Independent Education Union of Australia – Queensland and Northern Territory (IEUA-QNT) branch secretary Terry Burke said Queensland Catholic school employers have become the first in Australia to threaten a lockout.
“IEUA-QNT members are shocked by the threatening behaviour of their employer in a school environment where bullying and threats are not only not condoned but explicitly prohibited,” he said.
“That Queensland Catholic school employers would resort to such shameful tactics goes against the very ethos of what a Catholic school represents.”
Toowoomba Catholic Schools Office executive director Pat Coughlan disputes the union’s categorisation of the proposed action as a ‘lockout’.
“That is simply untrue,” Coughlan told EducationHQ.
“A lockout, as the word suggests, [means] the gates are closed, staff cannot enter, cannot attend work.
“What we are proposing is far from it. We're actually encouraging people to attend work.
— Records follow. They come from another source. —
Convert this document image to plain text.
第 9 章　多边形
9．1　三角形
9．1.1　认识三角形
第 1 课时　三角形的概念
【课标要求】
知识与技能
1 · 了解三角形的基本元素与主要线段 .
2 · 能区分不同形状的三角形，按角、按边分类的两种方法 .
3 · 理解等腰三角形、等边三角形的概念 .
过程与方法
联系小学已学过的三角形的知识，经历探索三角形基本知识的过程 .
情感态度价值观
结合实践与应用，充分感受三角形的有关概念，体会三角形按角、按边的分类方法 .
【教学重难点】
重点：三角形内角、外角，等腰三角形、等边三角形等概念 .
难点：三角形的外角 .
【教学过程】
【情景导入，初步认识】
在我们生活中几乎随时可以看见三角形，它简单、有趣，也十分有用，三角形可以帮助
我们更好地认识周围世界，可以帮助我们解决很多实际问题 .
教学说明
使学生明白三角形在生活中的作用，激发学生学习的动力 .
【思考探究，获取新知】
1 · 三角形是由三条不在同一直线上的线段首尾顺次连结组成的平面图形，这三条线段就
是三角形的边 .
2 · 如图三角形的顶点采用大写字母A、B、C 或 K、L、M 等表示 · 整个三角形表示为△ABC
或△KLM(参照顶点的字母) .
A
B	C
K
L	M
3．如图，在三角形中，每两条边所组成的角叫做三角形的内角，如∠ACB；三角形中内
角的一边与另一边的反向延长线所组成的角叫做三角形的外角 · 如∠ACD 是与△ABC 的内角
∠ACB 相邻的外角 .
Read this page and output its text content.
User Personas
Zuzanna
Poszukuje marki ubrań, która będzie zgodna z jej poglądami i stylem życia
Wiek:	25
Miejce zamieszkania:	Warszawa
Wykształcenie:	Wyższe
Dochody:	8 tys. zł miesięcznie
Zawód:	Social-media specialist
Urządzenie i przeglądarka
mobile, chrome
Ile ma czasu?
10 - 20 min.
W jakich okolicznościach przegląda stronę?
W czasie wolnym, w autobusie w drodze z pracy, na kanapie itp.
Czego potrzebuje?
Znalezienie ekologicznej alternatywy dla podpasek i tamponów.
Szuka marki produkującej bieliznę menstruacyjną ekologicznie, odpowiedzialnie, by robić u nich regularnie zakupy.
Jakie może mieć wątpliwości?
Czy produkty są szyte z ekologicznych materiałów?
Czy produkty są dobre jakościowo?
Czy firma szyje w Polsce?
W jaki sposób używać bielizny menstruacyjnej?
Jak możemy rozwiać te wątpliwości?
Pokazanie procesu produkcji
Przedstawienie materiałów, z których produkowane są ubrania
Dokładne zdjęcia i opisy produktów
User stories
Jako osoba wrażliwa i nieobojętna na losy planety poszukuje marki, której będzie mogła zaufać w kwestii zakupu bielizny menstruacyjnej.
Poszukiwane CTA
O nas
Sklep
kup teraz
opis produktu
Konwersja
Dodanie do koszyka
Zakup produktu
What we're saying, though, is we would like … people who attend work [to] actually attend work and present themselves for the full day and make themselves available for the full range of duties.
“And where we've said that that isn't going to happen, then we said that we are open to then saying to those employees, 'Look, if you're not going to be here and be available for all duties, that we would prefer that you not come at all for the day'.
“And of course, if you're not there for the day, you won't get paid for the day.”
Nearly 200 Queensland Catholic schools are authorised to take industrial action.
Queensland Catholic Education Commission (QCEC) executive director Dr Lee-Anne Perry said that union claims of a lockout were untrue and misleading.
“Employers are not preventing staff from coming to work," Perry said.
“Employers respect the right of staff to take protected industrial action.
“What employers have said is that if negotiations are not finalised or the union does not lift current work bans then employers intend to exercise their right under the Fair Work Act to withhold payment for days when employees don’t carry out their full duties."
A communication was sent to all Catholic schools on Monday, saying that teachers participating in a partial work ban are not required to attend work and will not be paid.
Burke said that this amounts to a staff lockout.
“The employers in invoking section 471(4) of the Fair Work Act 2009 are refusing to ‘accept the performance of any work by the employee until the employee is prepared to perform all of his or her normal duties,'” Burke said.
“This means an employee would not and cannot perform any work whatsoever for the employer during this time.
“In the alternative, the employer would have it that the employee would be working without pay – the Act does not allow this to happen.
“Clearly Queensland Catholic school employers do not understand the Act or the provision within the Act they are invoking.
“The employer action would mean that employees undertaking the work bans would be excluded from work and effectively from the school site.
“By any reasonable understanding, what the employers are proposing is a lockout: a lockout of employees from their duties; a lockout of employees from their pay; a lockout of employees from their classrooms; if not a lockout of employees from their schools.”
Over 1000 people have signed an IEUA-QNT petition calling on Queensland Catholic school employers to withdraw the threat.
Coughlan said that the IEUA-QNT seems "hell-bent" on prolonging negotiations.
“Negotiations are at quite a frustrating point at the moment,” he said.
“These negotiations have been going on since April, and … we are now at a stage where the employers have arrived at a situation where we've got what we believe is a very, very fair offer on the table [and it] has been on the table for a couple of months now.”
An ongoing point of contention is the union’s demand that Catholic school employers match the State Government’s promise of a one-off payment of $1250 to all public servants, except for senior executives and officers.
With 20,000 Catholic school staff in the state, this would cost the sector $25 million to match in full.
Update: As of Wednesday, IEUA-QNT members have voted to suspend work bans and seek the assistance of the Fair Work Commission to resolve negotiations.